妻と別れて君と結婚するとの誓約書の効力1」記載の通り、このような約束は原則として無効です。しかしそれでは何の効果もないのかというとそうも言い切れません。

○結婚を約束したのにその約束を破った相手に対し結婚を強制的に実現する方法はありません。結婚とはあくまで自発的に任意の意思に基づいて行うものです。従ってこの意味では、独身者が「君と結婚する」と誓約書を書いた場合も「結婚する」と言う部分については効力はありません。

○「結婚するとの誓約」の効力とは、その誓約の陰に隠れている「もし結婚の誓約を破った場合はなにがしかの金銭を約束違反の精神的苦痛に対する損害賠償金として支払う」と言う部分の効力が問題になるのです。即ち約束違反の場合の違約罰についての効力の問題です。

○「妻と別れて君と結婚するとの誓約」はもし約束を破ったら損害賠償金を支払いますとの約束が含まれており、この金銭支払約束は、現行婚姻制度に反する即ち法秩序に違反した約束なので国家は保護を与えませんと言う趣旨であり、原則として金銭支払約束としての効果は認められません。

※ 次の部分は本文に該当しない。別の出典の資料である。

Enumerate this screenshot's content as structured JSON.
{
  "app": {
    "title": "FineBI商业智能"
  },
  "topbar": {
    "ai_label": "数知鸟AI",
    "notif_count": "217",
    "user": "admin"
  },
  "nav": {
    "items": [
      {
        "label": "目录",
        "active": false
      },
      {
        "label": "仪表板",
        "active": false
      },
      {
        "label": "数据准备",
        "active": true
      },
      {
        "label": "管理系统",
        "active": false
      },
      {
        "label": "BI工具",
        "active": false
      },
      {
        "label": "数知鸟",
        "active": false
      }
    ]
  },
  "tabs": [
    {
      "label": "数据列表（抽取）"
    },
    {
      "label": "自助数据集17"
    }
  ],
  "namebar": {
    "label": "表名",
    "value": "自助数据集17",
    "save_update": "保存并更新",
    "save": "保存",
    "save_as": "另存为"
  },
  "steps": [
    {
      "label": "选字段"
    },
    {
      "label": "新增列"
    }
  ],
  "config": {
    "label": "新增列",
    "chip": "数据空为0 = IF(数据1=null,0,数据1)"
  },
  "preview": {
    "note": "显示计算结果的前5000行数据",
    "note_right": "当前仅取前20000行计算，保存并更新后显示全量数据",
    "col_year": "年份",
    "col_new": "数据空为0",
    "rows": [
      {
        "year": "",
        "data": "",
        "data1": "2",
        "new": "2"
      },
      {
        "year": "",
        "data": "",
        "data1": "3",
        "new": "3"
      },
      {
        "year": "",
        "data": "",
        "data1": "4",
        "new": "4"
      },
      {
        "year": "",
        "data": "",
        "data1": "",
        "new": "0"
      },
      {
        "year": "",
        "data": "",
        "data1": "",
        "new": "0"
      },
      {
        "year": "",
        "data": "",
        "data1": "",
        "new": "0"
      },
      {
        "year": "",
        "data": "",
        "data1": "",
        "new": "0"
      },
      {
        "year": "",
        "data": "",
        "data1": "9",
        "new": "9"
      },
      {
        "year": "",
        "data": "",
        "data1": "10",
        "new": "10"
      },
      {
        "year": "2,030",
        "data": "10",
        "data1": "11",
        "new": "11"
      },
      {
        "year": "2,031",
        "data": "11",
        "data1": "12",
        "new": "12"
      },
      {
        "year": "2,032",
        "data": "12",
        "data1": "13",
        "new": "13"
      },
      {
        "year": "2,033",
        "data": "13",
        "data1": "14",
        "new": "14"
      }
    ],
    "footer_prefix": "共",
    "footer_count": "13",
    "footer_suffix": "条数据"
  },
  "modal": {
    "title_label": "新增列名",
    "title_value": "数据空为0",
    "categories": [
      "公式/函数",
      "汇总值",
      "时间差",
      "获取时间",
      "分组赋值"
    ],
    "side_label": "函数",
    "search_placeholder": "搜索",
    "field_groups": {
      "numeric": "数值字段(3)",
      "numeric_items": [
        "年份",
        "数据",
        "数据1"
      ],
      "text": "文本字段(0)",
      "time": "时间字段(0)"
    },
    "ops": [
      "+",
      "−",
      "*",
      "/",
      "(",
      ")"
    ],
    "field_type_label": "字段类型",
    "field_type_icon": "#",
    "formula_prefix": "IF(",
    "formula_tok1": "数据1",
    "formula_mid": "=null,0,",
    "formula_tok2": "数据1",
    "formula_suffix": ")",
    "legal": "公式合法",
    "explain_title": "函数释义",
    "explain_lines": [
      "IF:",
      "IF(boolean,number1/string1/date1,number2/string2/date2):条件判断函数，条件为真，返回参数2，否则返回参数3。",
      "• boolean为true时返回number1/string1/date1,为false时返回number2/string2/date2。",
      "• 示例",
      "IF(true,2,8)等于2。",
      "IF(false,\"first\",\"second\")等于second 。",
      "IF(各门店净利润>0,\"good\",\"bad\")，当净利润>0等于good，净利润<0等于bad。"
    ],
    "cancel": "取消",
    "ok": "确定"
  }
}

○独身者の「結婚するとの誓約」の効力もそれが婚姻予約と認められる程度の真摯なもので無い限り、原則として金銭支払約束の効力は認められません。婚姻予約と認められる程度については、「婚姻予約成立要件の誠心誠意の約束とは」に記載したとおり、約束意思の公然化が必要で2人だけにとどまっているときは原則として婚約の成立は認められません。

○それでは「妻と別れて君と結婚するとの誓約書」は全く意味がないかというとそうではなく、相手がいわば結婚を餌にして女性を食い物にしてお金を貢がせ或いは仕事で扱き使い或いは過剰性関係で妊娠中絶を繰り返させたりして不法行為が成立して損害賠償請求をする場合にその悪質性を立証する手段としては効力があります。

○このような男性は争いになった場合、誓約書等の証拠がないことを良いことに結婚する約束などしていないとしらを切るのが普通ですが、これをシャットアウトする意味でも「妻と別れて君と結婚するとの誓約書」の効果はあります。

○但し「妻と別れて君と結婚するとの誓約書」を書いて貰ったことで安心して、お金を貢ぎ或いは就労奉仕をし更に過剰性関係で妊娠中絶を繰り返したとしてもこの誓約を守らなかったとして損害賠償請求できる金額は大したことはないはずです。何よりもこのような不実な男を信じて奉仕したことは自業自得と判断されるからです。

○もし将来裏切られても、それは自分の判断ミスなので、何も請求しなくてよいと思える、逆に言えば、「妻と別れて君と結婚するとの誓約書」なんぞ取らなくてもつき合う価値のある男性としかつき合わない方がベターでしょうね。